The plan seemed to work, and Esen’s sister produced a son. With a Borijin Mongol father and a Choros Oirat mother, the infant son seemed the perfect heir, but in a miscalculated move, the khan decided to name another son his heir. As the khan became increasingly independent, Esen grew bitter and ever more skeptical that his grandmother’s Borijin clan had the wherewithal to rule, even when given the opportunity. Esen struck him down and replaced him with another Borijin as his puppet. Again, Esen sought to unite the two families and their respective tribes. This time, he arranged a marriage between his daughter and the son of the new puppet khan. If she could produce a son, he would be a Borijin and be Esen’s grandson.

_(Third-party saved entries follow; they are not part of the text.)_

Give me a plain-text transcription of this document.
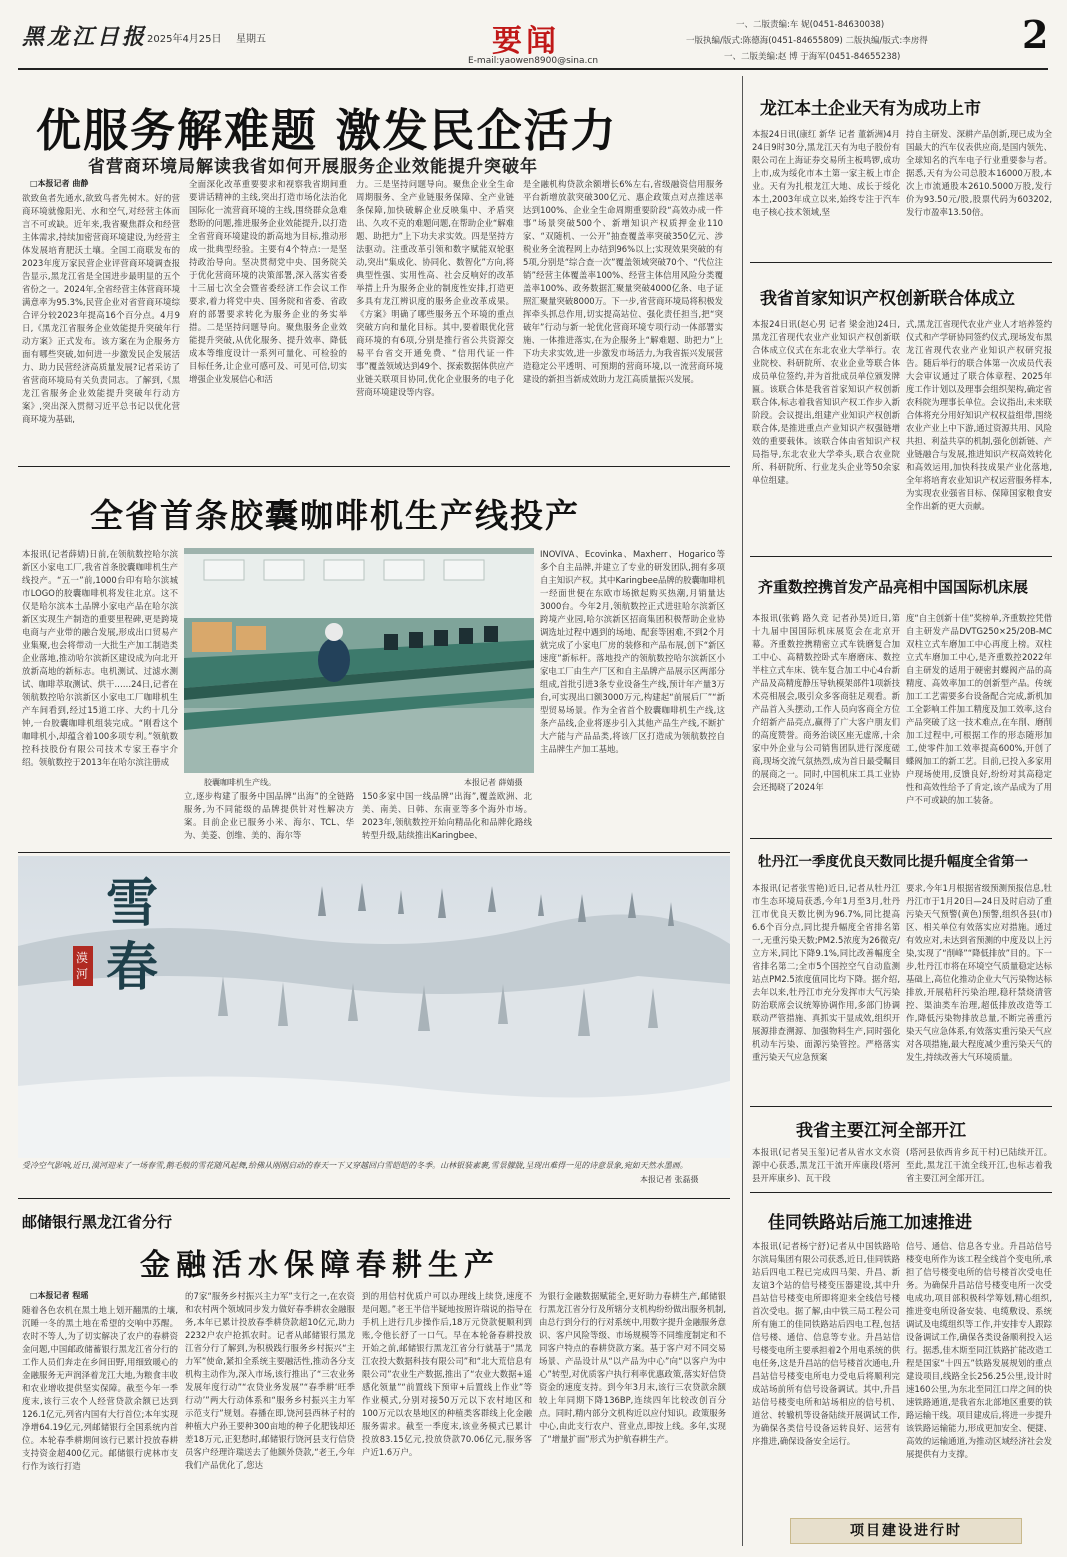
黑龙江日报 2025年4月25日 星期五	要闻
E-mail:yaowen8900@sina.cn
一、二版责编:车 妮(0451-84630038)
一版执编/版式:陈德海(0451-84655809) 二版执编/版式:李房得
一、二版美编:赵 博 于海军(0451-84655238)	2
优服务解难题 激发民企活力
省营商环境局解读我省如何开展服务企业效能提升突破年
□本报记者 曲静
欲致鱼者先通水,欲致鸟者先树木。好的营商环境就像阳光、水和空气,对经营主体而言不可或缺。近年来,我省聚焦群众和经营主体需求,持续加密营商环境建设,为经营主体发展培育肥沃土壤。全国工商联发布的2023年度万家民营企业评营商环境调查报告显示,黑龙江省是全国进步最明显的五个省份之一。2024年,全省经营主体营商环境满意率为95.3%,民营企业对省营商环境综合评分较2023年提高16个百分点。4月9日,《黑龙江省服务企业效能提升突破年行动方案》正式发布。该方案在为企服务方面有哪些突破,如何进一步激发民企发展活力、助力民营经济高质量发展?记者采访了省营商环境局有关负责同志。了解到,《黑龙江省服务企业效能提升突破年行动方案》,突出深入贯彻习近平总书记以优化营商环境为基础,
全面深化改革重要要求和视察我省期间重要讲话精神的主线,突出打造市场化法治化国际化一流营商环境的主线,围绕群众急难愁盼的问题,推进服务企业效能提升,以打造全省营商环境建设的新高地为目标,推动形成一批典型经验。主要有4个特点:一是坚持政治导向。坚决贯彻党中央、国务院关于优化营商环境的决策部署,深入落实省委十三届七次全会暨省委经济工作会议工作要求,着力将党中央、国务院和省委、省政府的部署要求转化为服务企业的务实举措。二是坚持问题导向。聚焦服务企业效能提升突破,从优化服务、提升效率、降低成本等维度设计一系列可量化、可检验的目标任务,让企业可感可及、可见可信,切实增强企业发展信心和活
力。三是坚持问题导向。聚焦企业全生命周期服务、全产业链服务保障、全产业链条保障,加快破解企业反映集中、矛盾突出、久攻不克的难题问题,在帮助企业“解难题、助把力”上下功夫求实效。四是坚持方法驱动。注重改革引领和数字赋能双轮驱动,突出“集成化、协同化、数智化”方向,将典型性强、实用性高、社会反响好的改革举措上升为服务企业的制度性安排,打造更多具有龙江辨识度的服务企业改革成果。《方案》明确了哪些服务五个环境的重点突破方向和量化目标。其中,要着眼优化营商环境的有6项,分别是推行省公共资源交易平台省交开通免费、“信用代证一件事”覆盖领域达到49个、探索数据体供应产业链关联项目协同,优化企业服务的电子化营商环境建设等内容。
是全融机构贷款余额增长6%左右,省级融资信用服务平台新增放款突破300亿元、惠企政策点对点推送率达到100%、企业全生命周期重要阶段“高效办成一件事”场景突破500个、新增知识产权质押金业110家、“双随机、一公开”抽查覆盖率突破350亿元、涉税业务全流程网上办结到96%以上;实现效果突破的有5项,分别是“综合查一次”覆盖领域突破70个、“代位注销”经营主体覆盖率100%、经营主体信用风险分类覆盖率100%、政务数据汇聚量突破4000亿条、电子证照汇聚量突破8000万。下一步,省营商环境局将积极发挥牵头抓总作用,切实提高站位、强化责任担当,把“突破年”行动与新一轮优化营商环境专项行动一体部署实施、一体推进落实,在为企服务上“解难题、助把力”上下功夫求实效,进一步激发市场活力,为我省振兴发展营造稳定公平透明、可预期的营商环境,以一流营商环境建设的新担当新成效助力龙江高质量振兴发展。
全省首条胶囊咖啡机生产线投产
本报讯(记者薛婧)日前,在领航数控哈尔滨新区小家电工厂,我省首条胶囊咖啡机生产线投产。“五一”前,1000台印有哈尔滨城市LOGO的胶囊咖啡机将发往北京。这不仅是哈尔滨本土品牌小家电产品在哈尔滨新区实现生产制造的重要里程碑,更是跨境电商与产业带的融合发展,形成出口贸易产业集聚,也会将带动一大批生产加工制造类企业落地,推动哈尔滨新区建设成为向北开放新高地的新标志。电机测试、过滤水测试、咖啡萃取测试、烘干……24日,记者在领航数控哈尔滨新区小家电工厂咖啡机生产车间看到,经过15道工序、大约十几分钟,一台胶囊咖啡机组装完成。“刚看这个咖啡机小,却蕴含着100多项专利。”领航数控科技股份有限公司技术专家王春宇介绍。领航数控于2013年在哈尔滨注册成
胶囊咖啡机生产线。	本报记者 薛婧摄
立,逐步构建了服务中国品牌“出海”的全链路服务,为不同能级的品牌提供针对性解决方案。目前企业已服务小米、海尔、TCL、华为、美菱、创维、美的、海尔等
150多家中国一线品牌“出海”,覆盖欧洲、北美、南美、日韩、东南亚等多个海外市场。2023年,领航数控开始向精品化和品牌化路线转型升级,陆续推出Karingbee、
INOVIVA、Ecovinka、Maxherr、Hogarico等多个自主品牌,并建立了专业的研发团队,拥有多项自主知识产权。其中Karingbee品牌的胶囊咖啡机一经面世便在东欧市场掀起购买热潮,月销量达3000台。今年2月,领航数控正式进驻哈尔滨新区跨境产业园,哈尔滨新区招商集团积极帮助企业协调选址过程中遇到的场地、配套等困难,不到2个月就完成了小家电厂房的装修和产品布展,创下“新区速度”新标杆。落地投产的领航数控哈尔滨新区小家电工厂由生产厂区和自主品牌产品展示区两部分组成,首批引进3条专业设备生产线,预计年产量3万台,可实现出口额3000万元,构建起“前展后厂”“新型贸易场景。作为全省首个胶囊咖啡机生产线,这条产品线,企业将逐步引入其他产品生产线,不断扩大产能与产品品类,将该厂区打造成为领航数控自主品牌生产加工基地。
雪春
漠河
受冷空气影响,近日,漠河迎来了一场春雪,鹅毛般的雪花随风起舞,给佛从刚刚启动的春天一下又穿越回白雪皑皑的冬季。山林银装素裹,雪景朦胧,呈现出难得一见的诗意景象,宛如天然水墨画。
本报记者 张磊摄
邮储银行黑龙江省分行
金融活水保障春耕生产
□本报记者 程瑶
随着各色农机在黑土地上划开翻黑的土壤,沉睡一冬的黑土地在希望的交响中苏醒。农时不等人,为了切实解决了农户的春耕资金问题,中国邮政储蓄银行黑龙江省分行的工作人员们奔走在乡间田野,用细致暖心的金融服务无声润泽着龙江大地,为粮食丰收和农业增收提供坚实保障。截至今年一季度末,该行三农个人经营贷款余额已达到126.1亿元,列省内国有大行首位;本年实现净增64.19亿元,列邮储银行全国系统内首位。本轮春季耕期间该行已累计投放春耕支持资金超400亿元。邮储银行虎林市支行作为该行打造
的7家“服务乡村振兴主力军”支行之一,在农资和农村两个领域同步发力做好春季耕农金融服务,本年已累计投放春季耕贷款超10亿元,助力2232户农户抢抓农时。记者从邮储银行黑龙江省分行了解到,为积极践行服务乡村振兴“主力军”使命,紧扣全系统主要融活性,推动各分支机构主动作为,深入市场,该行推出了“三农业务发展年度行动”“农贷业务发展”“春季耕‘旺季行动’”两大行动体系和“服务乡村振兴主力军示范支行”规划。春播在即,饶河县西林子村的种植大户孙王要种300亩地的种子化肥钱却还差18万元,正犯愁时,邮储银行饶河县支行信贷员客户经理许瑞送去了他额外贷款,“老王,今年我们产品优化了,您达
到的用信村优质户可以办理线上续贷,速度不是问题。”老王半信半疑地按照许瑞说的指导在手机上进行几步操作后,18万元贷款便顺利到账,令他长舒了一口气。早在本轮备春耕投放开始之前,邮储银行黑龙江省分行就基于“黑龙江农投大数据科技有限公司”和“北大荒信息有限公司”农业生产数据,推出了“农业大数据+遥感化领量”“前置线下预审+后置线上作业”等作业模式,分别对接50万元以下农村地区和100万元以农垦地区的种植类客群线上化金融服务需求。截至一季度末,该业务模式已累计投放83.15亿元,投放贷款70.06亿元,服务客户近1.6万户。
为银行金融数据赋能全,更好助力春耕生产,邮储银行黑龙江省分行及所辖分支机构纷纷做出服务机制,由总行到分行的行对系统中,用数字提升金融服务意识、客户风险等级、市场规模等不同维度制定和不同客户特点的春耕贷款方案。基于客户对不同交易场景、产品设计从“以产品为中心”向“以客户为中心”转型,对优质客户执行利率优惠政策,落实好信贷资金的速度支持。到今年3月末,该行三农贷款余额较上年同期下降136BP,连续四年比较改创百分点。同时,精内部分文机构近以应付知识。政策服务中心,由此支行农户、营业点,即按上线。多年,实现了“增量扩面”形式为护航春耕生产。
龙江本土企业天有为成功上市
本报24日讯(康红 新华 记者 董新洲)4月24日9时30分,黑龙江天有为电子股份有限公司在上海证券交易所主板鸣锣,成功上市,成为绥化市本土第一家主板上市企业。天有为扎根龙江大地、成长于绥化本土,2003年成立以来,始终专注于汽车电子核心技术领域,坚
持自主研发、深耕产品创新,现已成为全国最大的汽车仪表供应商,是国内领先、全球知名的汽车电子行业重要参与者。据悉,天有为公司总股本16000万股,本次上市流通股本2610.5000万股,发行价为93.50元/股,股票代码为603202,发行市盈率13.50倍。
我省首家知识产权创新联合体成立
本报24日讯(赵心男 记者 梁金池)24日,黑龙江省现代农业产业知识产权创新联合体成立仪式在东北农业大学举行。农业院校、科研院所、农业企业等联合体成员单位签约,并为首批成员单位颁发牌匾。该联合体是我省首家知识产权创新联合体,标志着我省知识产权工作步入新阶段。会议提出,组建产业知识产权创新联合体,是推进重点产业知识产权强链增效的重要载体。该联合体由省知识产权局指导,东北农业大学牵头,联合农业院所、科研院所、行业龙头企业等50余家单位组建。
式,黑龙江省现代农业产业人才培养签约仪式和产学研协同签约仪式,现场发布黑龙江省现代农业产业知识产权研究报告。随后举行的联合体第一次成员代表大会审议通过了联合体章程、2025年度工作计划以及理事会组织架构,确定省农科院为理事长单位。会议指出,未来联合体将充分用好知识产权权益组带,围绕农业产业上中下游,通过资源共用、风险共担、利益共享的机制,强化创新链、产业链融合与发展,推进知识产权高效转化和高效运用,加快科技成果产业化落地,全年将培育农业知识产权运营服务样本,为实现农业强省目标、保障国家粮食安全作出新的更大贡献。
齐重数控携首发产品亮相中国国际机床展
本报讯(张鹤 路久竞 记者孙昊)近日,第十九届中国国际机床展览会在北京开幕。齐重数控携精密立式车铣磨复合加工中心、高精数控卧式车磨磨床、数控半柱立式车床、铣车复合加工中心4台新产品及高精度静压导轨模架部件1项新技术亮相展会,吸引众多客商驻足观看。新产品首入头摆动,工作人员向客商全方位介绍新产品亮点,赢得了广大客户朋友们的高度赞誉。商务治谈区座无虚席,十余家中外企业与公司销售团队进行深度磋商,现场交流气氛热烈,成为首日最受瞩目的展商之一。同时,中国机床工具工业协会还揭晓了2024年
度“自主创新十佳”奖榜单,齐重数控凭借自主研发产品DVTG250×25/20B-MC双柱立式车磨加工中心再度上榜。双柱立式车磨加工中心,是齐重数控2022年自主研发的适用于硬密封蝶阀产品的高精度、高效率加工的创新型产品。传统加工工艺需要多台设备配合完成,新机加工全影响工件加工精度及加工效率,这台产品突破了这一技术难点,在车削、磨削加工过程中,可根据工作的形态随形加工,使零件加工效率提高600%,开创了蝶阀加工的新工艺。目前,已投入多家用户现场使用,反馈良好,纷纷对其高稳定性和高效性给予了肯定,该产品成为了用户不可或缺的加工装备。
牡丹江一季度优良天数同比提升幅度全省第一
本报讯(记者张雪艳)近日,记者从牡丹江市生态环境局获悉,今年1月至3月,牡丹江市优良天数比例为96.7%,同比提高6.6个百分点,同比提升幅度全省排名第一,无重污染天数;PM2.5浓度为26微克/立方米,同比下降9.1%,同比改善幅度全省排名第二;全市5个国控空气自动监测站点PM2.5浓度值同比均下降。据介绍,去年以来,牡丹江市充分发挥市大气污染防治联席会议统筹协调作用,多部门协调联动严管措施、真抓实干显成效,组织开展源排查溯源、加强物料生产,同时强化机动车污染、面源污染管控。严格落实重污染天气应急预案
要求,今年1月根据省级预测预报信息,牡丹江市于1月20日—24日及时启动了重污染天气预警(黄色)预警,组织各县(市)区、相关单位有效落实应对措施。通过有效应对,未达到省预测的中度及以上污染,实现了“削峰”“降低排放”目的。下一步,牡丹江市将在环境空气质量稳定达标基础上,高位化推动企业大气污染物达标排放,开展秸秆污染治理,稳秆禁烧清管控、渠油类车治理,超低排放改造等工作,降低污染物排放总量,不断完善重污染天气应急体系,有效落实重污染天气应对各项措施,最大程度减少重污染天气的发生,持续改善大气环境质量。
我省主要江河全部开江
本报讯(记者吴玉玺)记者从省水文水资源中心获悉,黑龙江干流开库康段(塔河县开库康乡)、瓦干段
(塔河县依西肯乡瓦干村)已陆续开江。至此,黑龙江干流全线开江,也标志着我省主要江河全部开江。
佳同铁路站后施工加速推进
本报讯(记者杨宁舒)记者从中国铁路哈尔滨局集团有限公司获悉,近日,佳同铁路站后四电工程已完成四马架、升昌、新友谊3个站的信号楼变压器建设,其中升昌站信号楼变电所即将迎来全线信号楼首次受电。据了解,由中铁三局工程公司所有施工的佳同铁路站后四电工程,包括信号楼、通信、信息等专业。升昌站信号楼变电所主要承担着2个用电系统的供电任务,这是升昌站的信号楼首次通电,升昌站信号楼变电所电力受电后将顺利完成站场前所有信号设备调试。其中,升昌站信号楼变电所和站场相应的信号机、道岔、转辙机等设备陆续开展调试工作,为确保各类信号设备运转良好、运营有序推进,确保设备安全运行。
信号、通信、信息各专业。升昌站信号楼变电所作为该工程全线首个变电所,承担了信号楼变电所的信号楼首次受电任务。为确保升昌站信号楼变电所一次受电成功,项目部积极科学筹划,精心组织,推进变电所设备安装、电缆敷设、系统调试及电缆组织等工作,并安排专人跟踪设备调试工作,确保各类设备顺利投入运行。据悉,佳木斯至同江铁路扩能改造工程是国家“十四五”铁路发展规划的重点建设项目,线路全长256.25公里,设计时速160公里,为东北至同江口岸之间的快速铁路通道,是我省东北部地区重要的铁路运输干线。项目建成后,将进一步提升该铁路运输能力,形成更加安全、便捷、高效的运输通道,为推动区域经济社会发展提供有力支撑。
项目建设进行时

Suddenly, for some unexplained reason, the strategy fell apart; Esen turned violently against his grandmother’s clan and all the members. They had failed him too many times and turned against him even when he tried to save them. He decided that Mongolia would be better off without the royal family. Instead of returning the Borijin family to power, he decided to exterminate it.
To initiate the plan to rid himself of all the descendants of Genghis Khan, Esen erected two large adjoining gers under the pretext of sponsoring a feast and celebration. Under one of the gers, his men dug a deep hole and covered it over with a felt carpet. In the other, Esen waited to greet each of the nobles of the royal family. On the clever pretext of offering maximum respect to each guest, Esen ordered that they be brought into the feast one at a time beginning with the lowest-ranking individual and escorted by two members of Esen’s entourage. As each man entered, Esen stepped forward with a bowl to offer him a drink. At this moment all of Esen’s men began to sing very loudly in honor of the man while his two escorts strangled him, dragged his body into the adjoining tent, and threw it into the pit beneath the felt carpet.
The awaiting dignitaries outside the tent suspected nothing since the loud singing drowned out any screams or cries of the victims. The khan and most of his court met their death that night. Only the khan’s son, who was also Esen’s son-in-law, managed to avoid the trap when his servant warned him that he saw blood seeping from beneath the tent walls. Although he escaped a dramatic chase by Esen’s men, someone killed him soon thereafter. From this gathering and the accompanying campaign, it is said that, by 1452, Esen had killed forty-four nobles, thirty-three lesser nobles, and sixty-one military officers from the Borijin clan and its allies. After this bloody campaign a new saying arose that “nobles die when gathering, dogs die during drought,” and was often repeated as either a threat or a warning to the powerful.
Samur’s whole life had been devoted to restoring the Borijin monarchy, and now she and her grandson were divided. Although already an ancient lady, she prepared for one more battle before she could die, and this time her enemy was her grandson. He had killed nearly every male relative she had and almost destroyed the chance of restoring her clan to power. The struggle between grandmother and grandson came down to a fight to save the one last infant boy born to the Borijin clan.